October 26, 2003

Is re-redistricting unconstitutional?

The Washington Post has an article by Edward Walsh, Redrawing Districts Raises Questions; No Precedent Seen for GOP efforts. (There's also this related article on Texas redistricting.)

The article considers the constitutionality of the practice that took place in Texas and Colorado to do a second redistricting in a single decade. Multiple redistrictings have been done in a single decade before, but for purposes of remedying a constitutional or Voting Rights violation. These redistrictings were done for partisan (in this case, Republican) advantage.

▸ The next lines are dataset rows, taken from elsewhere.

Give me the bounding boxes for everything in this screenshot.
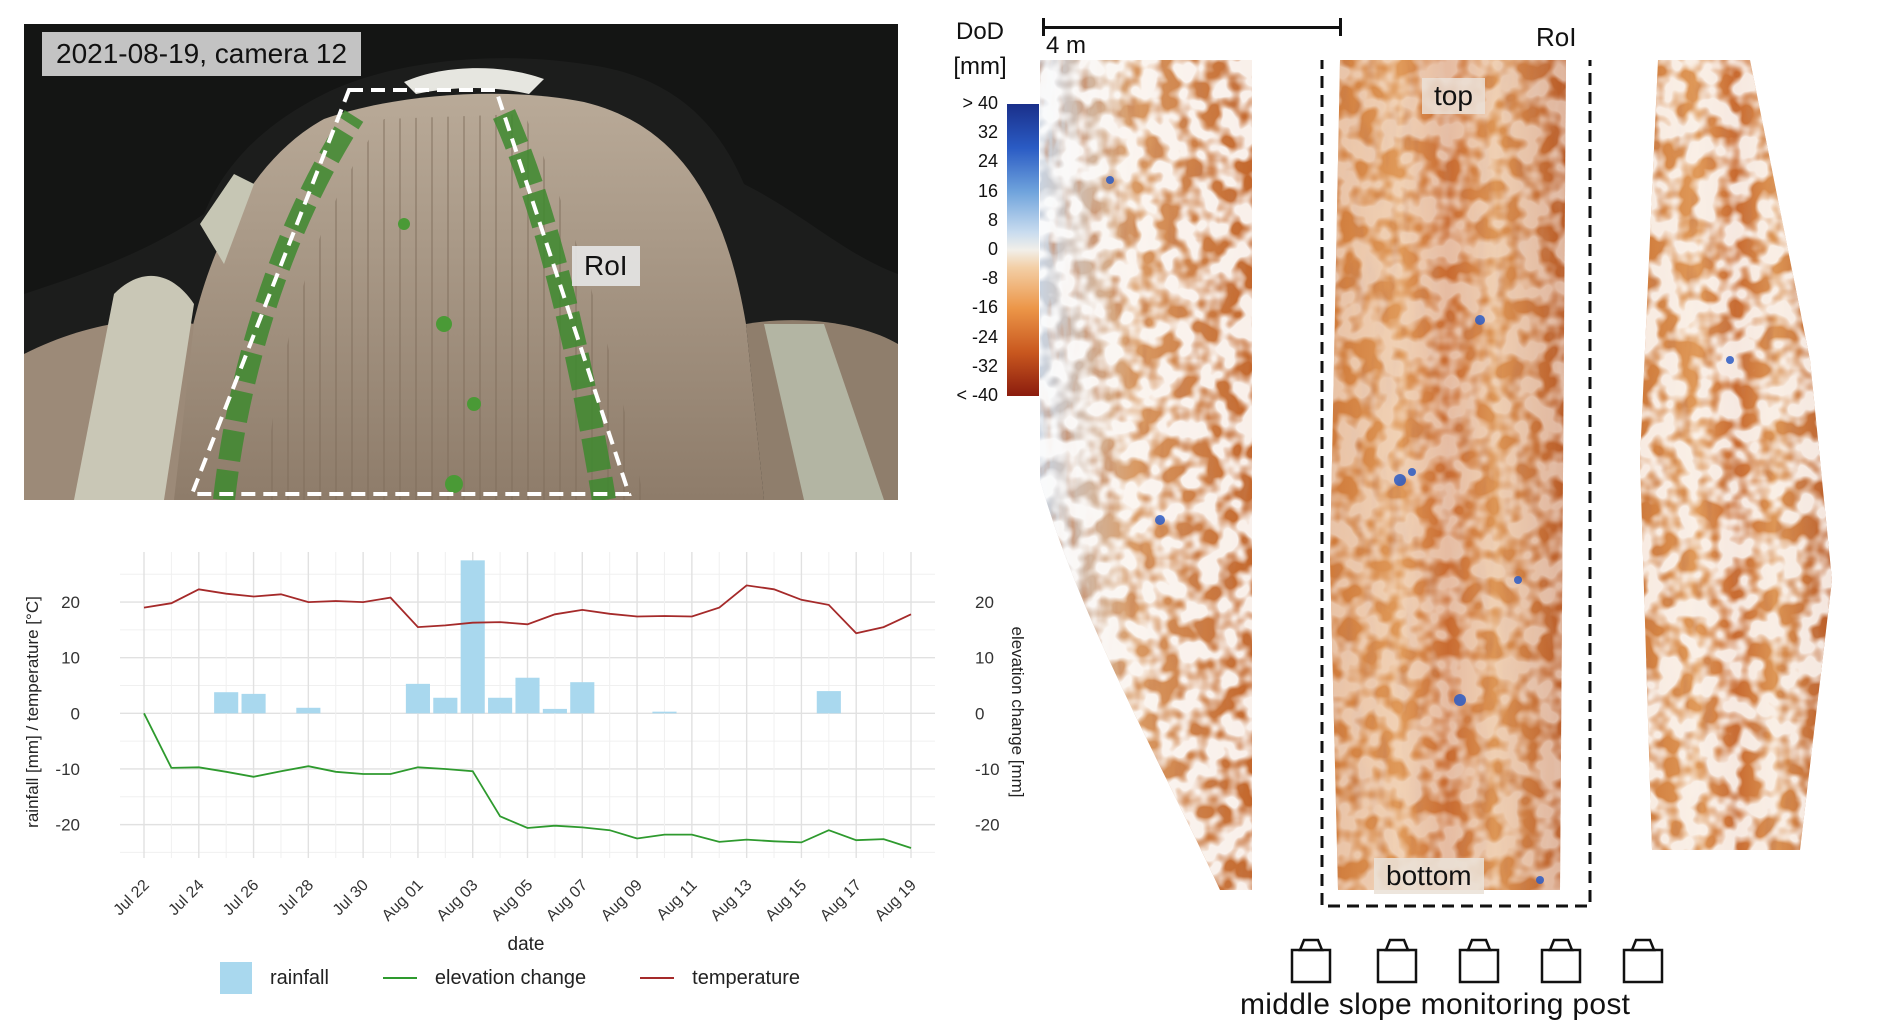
legend-swatch-temperature (640, 977, 675, 979)
x-tick-label: Aug 09 (598, 877, 646, 925)
colorbar-tick-label: -16 (971, 297, 998, 318)
chart-legend: rainfall elevation change temperature (220, 958, 854, 998)
photo-roi-label: RoI (572, 246, 640, 286)
dod-map (1040, 60, 1832, 908)
x-tick-label: Jul 24 (165, 877, 207, 919)
scale-bar-line (1042, 26, 1342, 29)
map-top-label: top (1422, 78, 1485, 114)
colorbar-tick-label: > 40 (962, 93, 998, 113)
y-tick-labels-right: -20 -10 0 10 20 (975, 593, 1000, 835)
monitoring-post-label: middle slope monitoring post (1240, 988, 1631, 1021)
x-tick-label: Aug 05 (488, 877, 536, 925)
x-tick-label: Aug 19 (872, 877, 920, 925)
elevation-change-line (143, 712, 912, 849)
y-tick-label-right: -20 (975, 816, 1000, 835)
photo-roi-outline (189, 88, 632, 496)
x-tick-label: Aug 13 (708, 877, 756, 925)
x-tick-label: Aug 11 (654, 877, 701, 924)
y-tick-label-right: 20 (975, 593, 994, 612)
legend-label-rainfall: rainfall (270, 966, 329, 989)
timeseries-chart: -20 -10 0 10 20 -20 -10 0 10 20 Jul 22 Jul 24 Jul … (23, 552, 1027, 955)
colorbar-tick-label: 24 (977, 151, 998, 172)
temperature-line (143, 584, 912, 635)
y-tick-label-left: -10 (55, 760, 80, 779)
rainfall-bars (214, 560, 841, 714)
rainfall-bar (405, 683, 430, 714)
legend-label-temperature: temperature (692, 966, 800, 989)
colorbar-tick-label: -24 (971, 326, 998, 347)
chart-lines (143, 584, 912, 849)
rainfall-bar (515, 677, 540, 714)
x-tick-labels: Jul 22 Jul 24 Jul 26 Jul 28 Jul 30 Aug 01 Aug … (111, 877, 920, 925)
rainfall-bar (488, 697, 513, 714)
chart-grid (120, 552, 935, 858)
legend-item-elevation: elevation change (382, 966, 587, 990)
legend-item-temperature: temperature (640, 967, 800, 990)
x-tick-label: Aug 03 (434, 877, 482, 925)
x-tick-label: Jul 28 (275, 877, 317, 919)
rainfall-bar (433, 697, 458, 714)
map-roi-outline (1320, 60, 1592, 908)
colorbar-tick-label: 0 (987, 239, 998, 259)
colorbar-tick-label: 32 (977, 122, 998, 143)
x-axis-label: date (508, 934, 545, 955)
rainfall-bar (214, 692, 239, 714)
camera-photo-drawing (24, 24, 898, 500)
colorbar-tick-label: < -40 (956, 385, 998, 405)
x-tick-label: Jul 22 (111, 877, 153, 919)
photo-date-camera-label: 2021-08-19, camera 12 (42, 32, 362, 77)
colorbar-tick-label: 16 (977, 180, 998, 201)
rainfall-bar (570, 682, 595, 714)
y-tick-label-left: -20 (55, 816, 80, 835)
rainfall-bar (241, 693, 266, 714)
legend-swatch-elevation (382, 977, 417, 979)
map-roi-label: RoI (1536, 22, 1577, 52)
y-axis-label-left: rainfall [mm] / temperature [°C] (23, 596, 42, 828)
rainfall-bar (652, 711, 677, 714)
legend-item-rainfall: rainfall (220, 962, 329, 994)
y-tick-labels-left: -20 -10 0 10 20 (55, 593, 80, 835)
rainfall-bar (816, 691, 841, 714)
y-tick-label-right: -10 (975, 760, 1000, 779)
y-axis-label-right: elevation change [mm] (1008, 626, 1027, 797)
legend-swatch-rainfall (220, 962, 252, 994)
dod-colorbar (1007, 104, 1039, 396)
y-tick-label-left: 10 (61, 649, 80, 668)
y-tick-label-right: 0 (975, 704, 984, 723)
scale-bar-cap-left (1042, 18, 1045, 36)
rainfall-bar (296, 707, 321, 714)
colorbar-title-line2: [mm] (953, 53, 1007, 80)
x-tick-label: Jul 30 (330, 877, 372, 919)
colorbar-title-line1: DoD (955, 18, 1004, 45)
rainfall-bar (542, 708, 567, 714)
monitoring-post-cameras (1290, 938, 1664, 984)
scale-bar-label: 4 m (1046, 32, 1087, 59)
colorbar-title: DoD [mm] (940, 14, 1020, 84)
colorbar-tick-label: -32 (971, 355, 998, 376)
map-bottom-label: bottom (1374, 858, 1484, 894)
y-tick-label-left: 20 (61, 593, 80, 612)
camera-photo: 2021-08-19, camera 12 RoI (24, 24, 898, 500)
x-tick-label: Jul 26 (220, 877, 262, 919)
x-tick-label: Aug 17 (817, 877, 865, 925)
y-tick-label-right: 10 (975, 649, 994, 668)
rainfall-bar (460, 560, 485, 714)
colorbar-tick-label: -8 (981, 268, 998, 289)
colorbar-tick-label: 8 (987, 209, 998, 230)
legend-label-elevation: elevation change (434, 966, 587, 989)
scale-bar-cap-right (1339, 18, 1342, 36)
x-tick-label: Aug 15 (762, 877, 810, 925)
y-tick-label-left: 0 (71, 704, 80, 723)
x-tick-label: Aug 01 (379, 877, 427, 925)
x-tick-label: Aug 07 (543, 877, 591, 925)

Under what theory might re-redistricting be unconstitutional? According to the article, "[i]n a lawsuit filed in U.S. District Court in Tyler, Tex., [Democrats] note that the Constitution requires that House seats be reapportioned among the states after each 10-year Census. An 'implicit assumption' of that reapportionment mandate, the Democrats argue, is that the redrawing of district lines within states will take place on the same schedule."

The Democrats' lawyer, Sam Hirsch, further explains in the article:

    "All we're saying is that implicit in decennial reapportionment is decennial redistricting," said Sam Hirsch, a lawyer for the Texas Democrats. "American constitutional law is full of implicit assumptions. The idea that reapportionment and redistricting are tied together is a small inferential leap. The reason is that reshuffling districts every two years undermines democratic accountability. People should be able to vote for representatives who served them well and against those who have not served them well."

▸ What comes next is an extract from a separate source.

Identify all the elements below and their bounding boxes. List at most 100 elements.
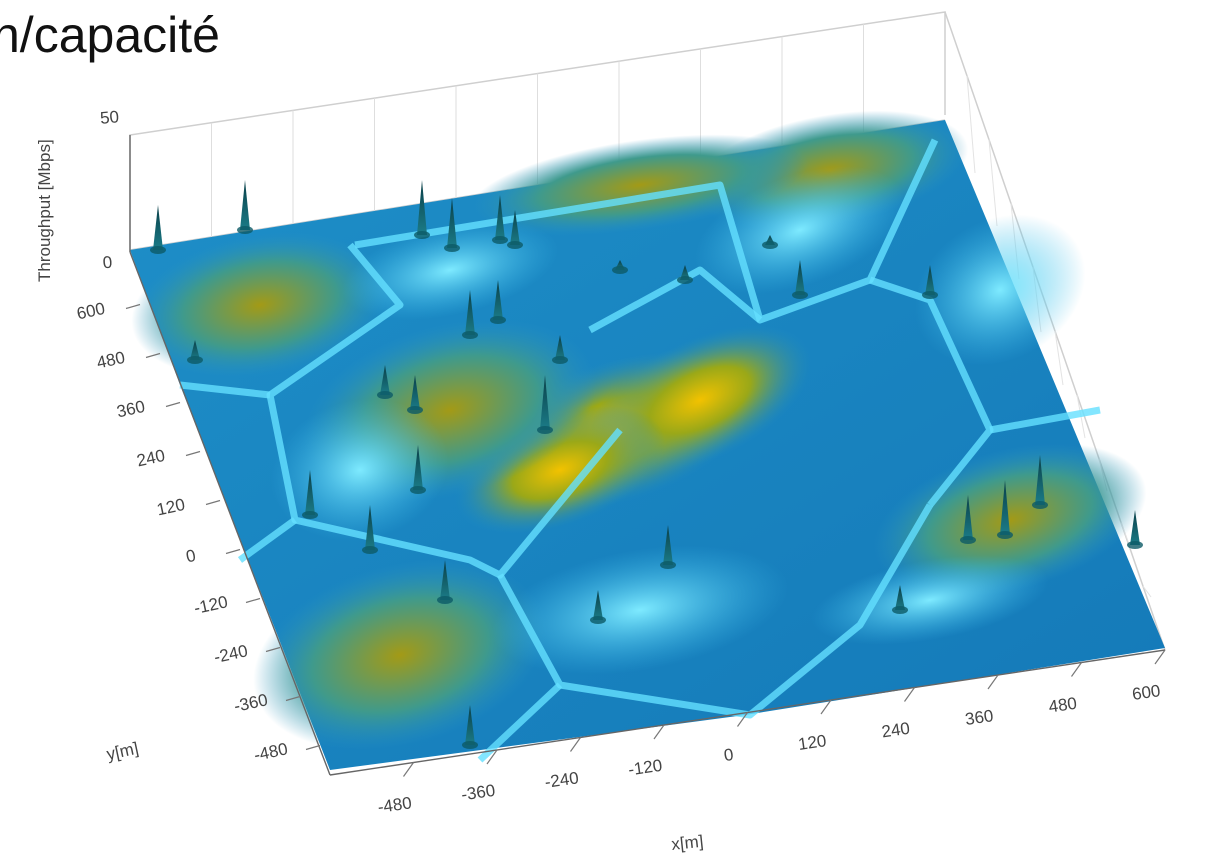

I think this is another unfortunate example of losers in the political process looking to courts to create new substantive rights in an effort to achieve a result that cannot be achieved politically. It is more than a small inferential leap to go from constitutionally mandated apportionment to a constitutional cap on the number of redistricting in a decade. The Constitution requires the decennial reapportionment to make sure the representation among the states is proportional to the population of those states. The principle at work here is one of equality or fairness across the states. It has little to do with accountability.

It would be a big leap for a court to say that because we must apportion every ten years, we may not redistrict within an apportioned state more than once a decade. Such a rule does nothing to further the goals of reapportionment.

I agree with Sam and with Tom Mann (quoted in the article) that multiple redistricting in a single decade is a bad thing, not only on grounds of accountability but also on grounds of political instability. And legislators focused on redistricting battles--such as legislators in Texas--can hardly concentrate on legislative business. But the solution then is to do as some states have done and forbid the practice of re-redistricting in a single decade. In those states that have an initative process, such a change could be enacted without legislative approval. In other states, it would be a tougher battle, most likely to be enacted when either Democrats or Republicans can see themselves on the wrong end of a re-redistricting in a finite time horizon.

But there are real costs to constitutionalizing policy choices like this, both related to further enmeshing courts in the political process and further removing options for future experimentation by states in ways that may be unforeseen today.

That's not to say that the Texas re-redistricting is legal. It could violate the Voting Rights Act or have some other problem. But I don't see creating a new constitutional right here.